Deutsche Gesellschaft für Neurochirurgie. 70. Jahrestagung der Deutschen Gesellschaft für Neurochirurgie (DGNC), Joint Meeting mit der Skandinavischen Gesellschaft für Neurochirurgie. Würzburg, 12.-15.05.2019. Düsseldorf: German Medical Science GMS Publishing House; 2019. DocP079

doi: 10.3205/19dgnc417, urn:nbn:de:0183-19dgnc4174

Veröffentlicht: 8. Mai 2019

© 2019 Kempe et al.
Dieser Artikel ist ein Open-Access-Artikel und steht unter den Lizenzbedingungen der Creative Commons Attribution 4.0 License (Namensnennung). Lizenz-Angaben siehe http://creativecommons.org/licenses/by/4.0/.

Gliederung

Text

Objective: Protocadherins belong to the cadherin family of adhesions molecules. They are highly expressed in the central nervous system. It has been shown that several Protocadherins function as tumour suppressors. A member of this protein family, Protocadherin gamma C3 (PCDHGC3) is strongly expressed in glioblastoma (GBM) and has been previously shown to down-regulate the mTOR signalling pathway. Therefore, we investigated the effects of PCDHGC3 knockout in GBM cell lines on survival, migration and invasion.

Methods: We tested the expression of PCDHGC3 in the GBM cell lines GaMG, U87 MG, U138 MG and U343 MG by Western blotting (WB) with specific anti-PCDHGC3 antibodies. The cell lines with the strongest PCDHGC3 expression were selected for genome editing using the CRISPR/Cas Method and successful knockout was confirmed by WB and qPCR. The growth rate was measured using MTT-assay. Moreover, proliferation, migration, matrigel invasion, colony formation ability as well as responsiveness to the standard GBM therapy with temozolomide were compared between wild type and knockout cells.

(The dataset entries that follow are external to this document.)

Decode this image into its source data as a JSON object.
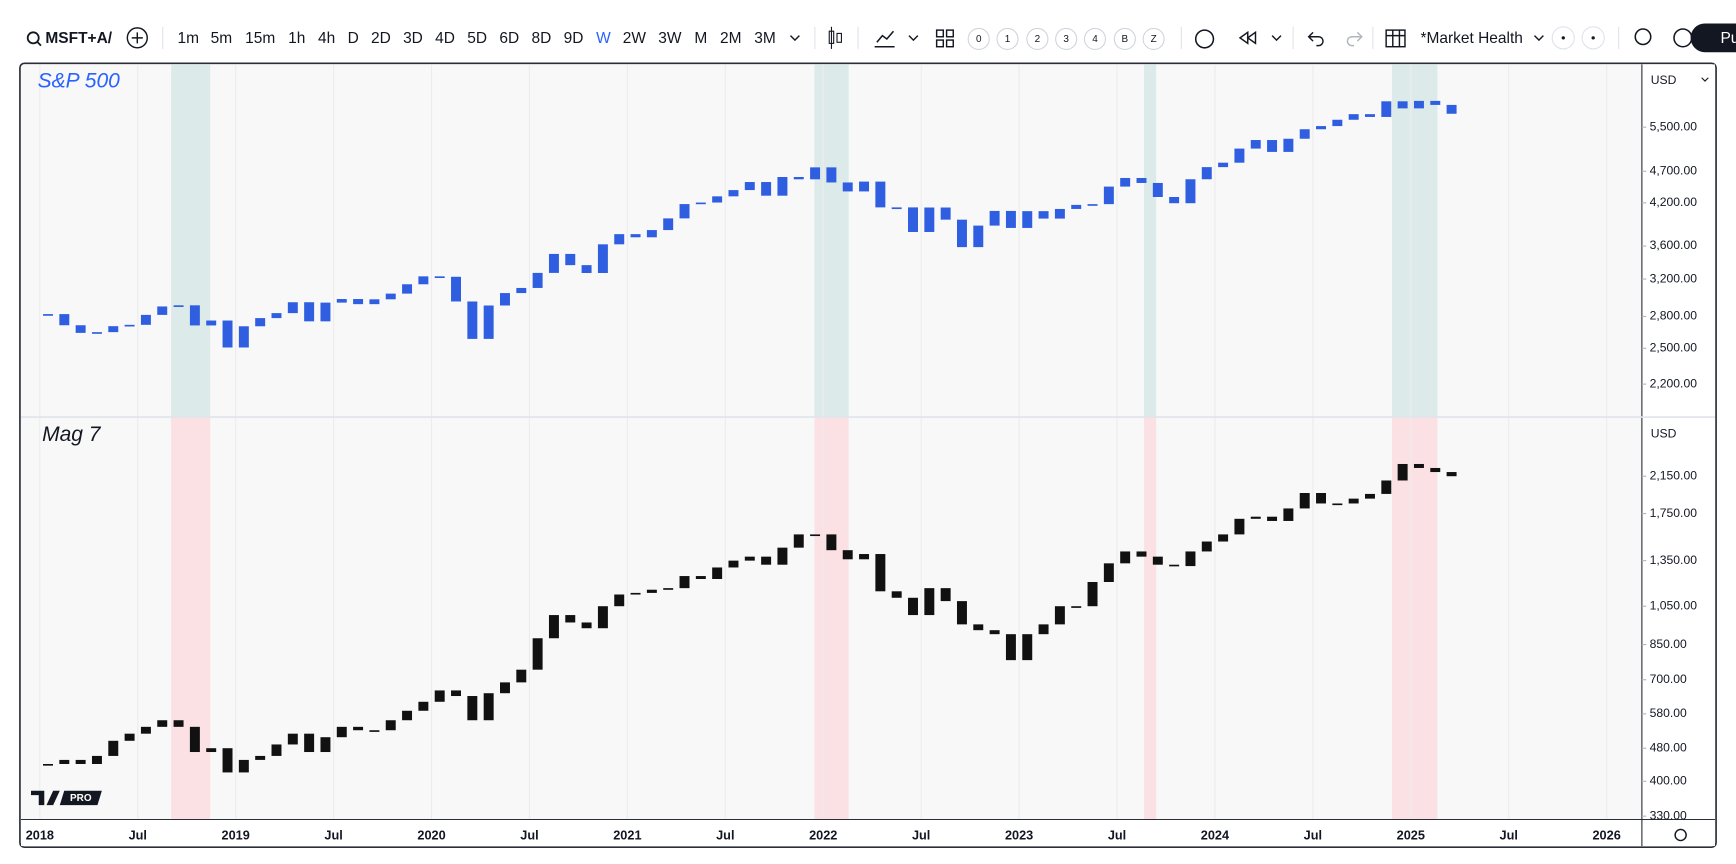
{
  "toolbar": {
    "symbol": "MSFT+A/",
    "intervals": [
      "1m",
      "5m",
      "15m",
      "1h",
      "4h",
      "D",
      "2D",
      "3D",
      "4D",
      "5D",
      "6D",
      "8D",
      "9D",
      "W",
      "2W",
      "3W",
      "M",
      "2M",
      "3M"
    ],
    "active_interval": "W",
    "favorites": [
      "0",
      "1",
      "2",
      "3",
      "4",
      "B",
      "Z"
    ],
    "layout_name": "*Market Health",
    "publish": "Pu"
  },
  "watermark": "PRO",
  "chart_data": [
    {
      "type": "candlestick",
      "title": "S&P 500",
      "currency": "USD",
      "color": "#2f5fe0",
      "band_color": "#dcebea",
      "log_scale": true,
      "categories": [
        "2018-01",
        "2018-02",
        "2018-03",
        "2018-04",
        "2018-05",
        "2018-06",
        "2018-07",
        "2018-08",
        "2018-09",
        "2018-10",
        "2018-11",
        "2018-12",
        "2019-01",
        "2019-02",
        "2019-03",
        "2019-04",
        "2019-05",
        "2019-06",
        "2019-07",
        "2019-08",
        "2019-09",
        "2019-10",
        "2019-11",
        "2019-12",
        "2020-01",
        "2020-02",
        "2020-03",
        "2020-04",
        "2020-05",
        "2020-06",
        "2020-07",
        "2020-08",
        "2020-09",
        "2020-10",
        "2020-11",
        "2020-12",
        "2021-01",
        "2021-02",
        "2021-03",
        "2021-04",
        "2021-05",
        "2021-06",
        "2021-07",
        "2021-08",
        "2021-09",
        "2021-10",
        "2021-11",
        "2021-12",
        "2022-01",
        "2022-02",
        "2022-03",
        "2022-04",
        "2022-05",
        "2022-06",
        "2022-07",
        "2022-08",
        "2022-09",
        "2022-10",
        "2022-11",
        "2022-12",
        "2023-01",
        "2023-02",
        "2023-03",
        "2023-04",
        "2023-05",
        "2023-06",
        "2023-07",
        "2023-08",
        "2023-09",
        "2023-10",
        "2023-11",
        "2023-12",
        "2024-01",
        "2024-02",
        "2024-03",
        "2024-04",
        "2024-05",
        "2024-06",
        "2024-07",
        "2024-08",
        "2024-09",
        "2024-10",
        "2024-11",
        "2024-12",
        "2025-01",
        "2025-02",
        "2025-03"
      ],
      "values": [
        2824,
        2714,
        2641,
        2648,
        2705,
        2718,
        2816,
        2902,
        2914,
        2712,
        2760,
        2507,
        2704,
        2784,
        2834,
        2946,
        2752,
        2942,
        2980,
        2926,
        2977,
        3038,
        3141,
        3231,
        3226,
        2954,
        2585,
        2912,
        3044,
        3100,
        3271,
        3500,
        3363,
        3270,
        3622,
        3756,
        3714,
        3811,
        3973,
        4181,
        4204,
        4298,
        4395,
        4523,
        4308,
        4605,
        4567,
        4766,
        4516,
        4374,
        4530,
        4132,
        4132,
        3785,
        4130,
        3955,
        3586,
        3872,
        4080,
        3840,
        4077,
        3970,
        4109,
        4169,
        4180,
        4450,
        4589,
        4508,
        4288,
        4194,
        4568,
        4770,
        4846,
        5096,
        5254,
        5036,
        5278,
        5460,
        5522,
        5648,
        5762,
        5705,
        6032,
        5882,
        6041,
        5955,
        5770
      ],
      "shaded_ranges": [
        [
          2018.67,
          2018.87
        ],
        [
          2021.955,
          2022.13
        ],
        [
          2023.638,
          2023.7
        ],
        [
          2024.904,
          2025.136
        ]
      ],
      "xlim": [
        2017.904,
        2026.18
      ],
      "ylim": [
        1960,
        6880
      ],
      "yticks": [
        {
          "value": 5500,
          "label": "5,500.00"
        },
        {
          "value": 4700,
          "label": "4,700.00"
        },
        {
          "value": 4200,
          "label": "4,200.00"
        },
        {
          "value": 3600,
          "label": "3,600.00"
        },
        {
          "value": 3200,
          "label": "3,200.00"
        },
        {
          "value": 2800,
          "label": "2,800.00"
        },
        {
          "value": 2500,
          "label": "2,500.00"
        },
        {
          "value": 2200,
          "label": "2,200.00"
        }
      ]
    },
    {
      "type": "candlestick",
      "title": "Mag 7",
      "currency": "USD",
      "color": "#111111",
      "band_color": "#fbe1e4",
      "log_scale": true,
      "categories": [
        "2018-01",
        "2018-02",
        "2018-03",
        "2018-04",
        "2018-05",
        "2018-06",
        "2018-07",
        "2018-08",
        "2018-09",
        "2018-10",
        "2018-11",
        "2018-12",
        "2019-01",
        "2019-02",
        "2019-03",
        "2019-04",
        "2019-05",
        "2019-06",
        "2019-07",
        "2019-08",
        "2019-09",
        "2019-10",
        "2019-11",
        "2019-12",
        "2020-01",
        "2020-02",
        "2020-03",
        "2020-04",
        "2020-05",
        "2020-06",
        "2020-07",
        "2020-08",
        "2020-09",
        "2020-10",
        "2020-11",
        "2020-12",
        "2021-01",
        "2021-02",
        "2021-03",
        "2021-04",
        "2021-05",
        "2021-06",
        "2021-07",
        "2021-08",
        "2021-09",
        "2021-10",
        "2021-11",
        "2021-12",
        "2022-01",
        "2022-02",
        "2022-03",
        "2022-04",
        "2022-05",
        "2022-06",
        "2022-07",
        "2022-08",
        "2022-09",
        "2022-10",
        "2022-11",
        "2022-12",
        "2023-01",
        "2023-02",
        "2023-03",
        "2023-04",
        "2023-05",
        "2023-06",
        "2023-07",
        "2023-08",
        "2023-09",
        "2023-10",
        "2023-11",
        "2023-12",
        "2024-01",
        "2024-02",
        "2024-03",
        "2024-04",
        "2024-05",
        "2024-06",
        "2024-07",
        "2024-08",
        "2024-09",
        "2024-10",
        "2024-11",
        "2024-12",
        "2025-01",
        "2025-02",
        "2025-03"
      ],
      "values": [
        440,
        450,
        440,
        460,
        500,
        520,
        540,
        560,
        540,
        470,
        480,
        420,
        450,
        460,
        490,
        520,
        470,
        510,
        540,
        530,
        530,
        560,
        590,
        620,
        660,
        640,
        560,
        650,
        690,
        740,
        880,
        1000,
        960,
        930,
        1050,
        1120,
        1130,
        1150,
        1160,
        1240,
        1220,
        1300,
        1350,
        1380,
        1320,
        1450,
        1560,
        1560,
        1430,
        1360,
        1400,
        1140,
        1100,
        1000,
        1160,
        1080,
        950,
        920,
        900,
        780,
        900,
        950,
        1050,
        1050,
        1200,
        1330,
        1420,
        1380,
        1320,
        1310,
        1420,
        1500,
        1560,
        1700,
        1720,
        1680,
        1800,
        1960,
        1850,
        1850,
        1900,
        1950,
        2100,
        2300,
        2250,
        2200,
        2150
      ],
      "shaded_ranges": [
        [
          2018.67,
          2018.87
        ],
        [
          2021.955,
          2022.13
        ],
        [
          2023.638,
          2023.7
        ],
        [
          2024.904,
          2025.136
        ]
      ],
      "xlim": [
        2017.904,
        2026.18
      ],
      "xticks": [
        {
          "value": 2018,
          "label": "2018"
        },
        {
          "value": 2018.5,
          "label": "Jul"
        },
        {
          "value": 2019,
          "label": "2019"
        },
        {
          "value": 2019.5,
          "label": "Jul"
        },
        {
          "value": 2020,
          "label": "2020"
        },
        {
          "value": 2020.5,
          "label": "Jul"
        },
        {
          "value": 2021,
          "label": "2021"
        },
        {
          "value": 2021.5,
          "label": "Jul"
        },
        {
          "value": 2022,
          "label": "2022"
        },
        {
          "value": 2022.5,
          "label": "Jul"
        },
        {
          "value": 2023,
          "label": "2023"
        },
        {
          "value": 2023.5,
          "label": "Jul"
        },
        {
          "value": 2024,
          "label": "2024"
        },
        {
          "value": 2024.5,
          "label": "Jul"
        },
        {
          "value": 2025,
          "label": "2025"
        },
        {
          "value": 2025.5,
          "label": "Jul"
        },
        {
          "value": 2026,
          "label": "2026"
        }
      ],
      "ylim": [
        324,
        2970
      ],
      "yticks": [
        {
          "value": 2150,
          "label": "2,150.00"
        },
        {
          "value": 1750,
          "label": "1,750.00"
        },
        {
          "value": 1350,
          "label": "1,350.00"
        },
        {
          "value": 1050,
          "label": "1,050.00"
        },
        {
          "value": 850,
          "label": "850.00"
        },
        {
          "value": 700,
          "label": "700.00"
        },
        {
          "value": 580,
          "label": "580.00"
        },
        {
          "value": 480,
          "label": "480.00"
        },
        {
          "value": 400,
          "label": "400.00"
        },
        {
          "value": 330,
          "label": "330.00"
        }
      ]
    }
  ]
}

Results: Of the examined GBM cell lines, U138 MG and U343 MG had the highest PCDHGC3 expression. A complete deletion of PCDHGC3 was achieved in U138 MG and U343 MG. Compared to the wild type cells, the PCDHGC3 knockout led to a 1.7±0.12 fold increased growth rate (p<0.0001, unpaired t test) of U138 MG cells. In contrast, the PCDHGC3 knockout in U343 MG cells showed a 1.5±0.26 fold decreased growth rate (p< 0.0001, unpaired t test). Moreover, the PCDHGC3 knockout cells were more sensitive to temozolomide.

Conclusion: PCDHGC3 seems to be one of the key players in GBM cell physiology. This may be due to its involvement in signalling pathways such as mTOR. The latter has already become an important therapeutic target for the treatment of GBM. Thus, influencing PCDHGC3 expression could further improve this already promising therapeutic strategy by inhibiting tumour growth and enhancing the tumour responsiveness to the standard therapy.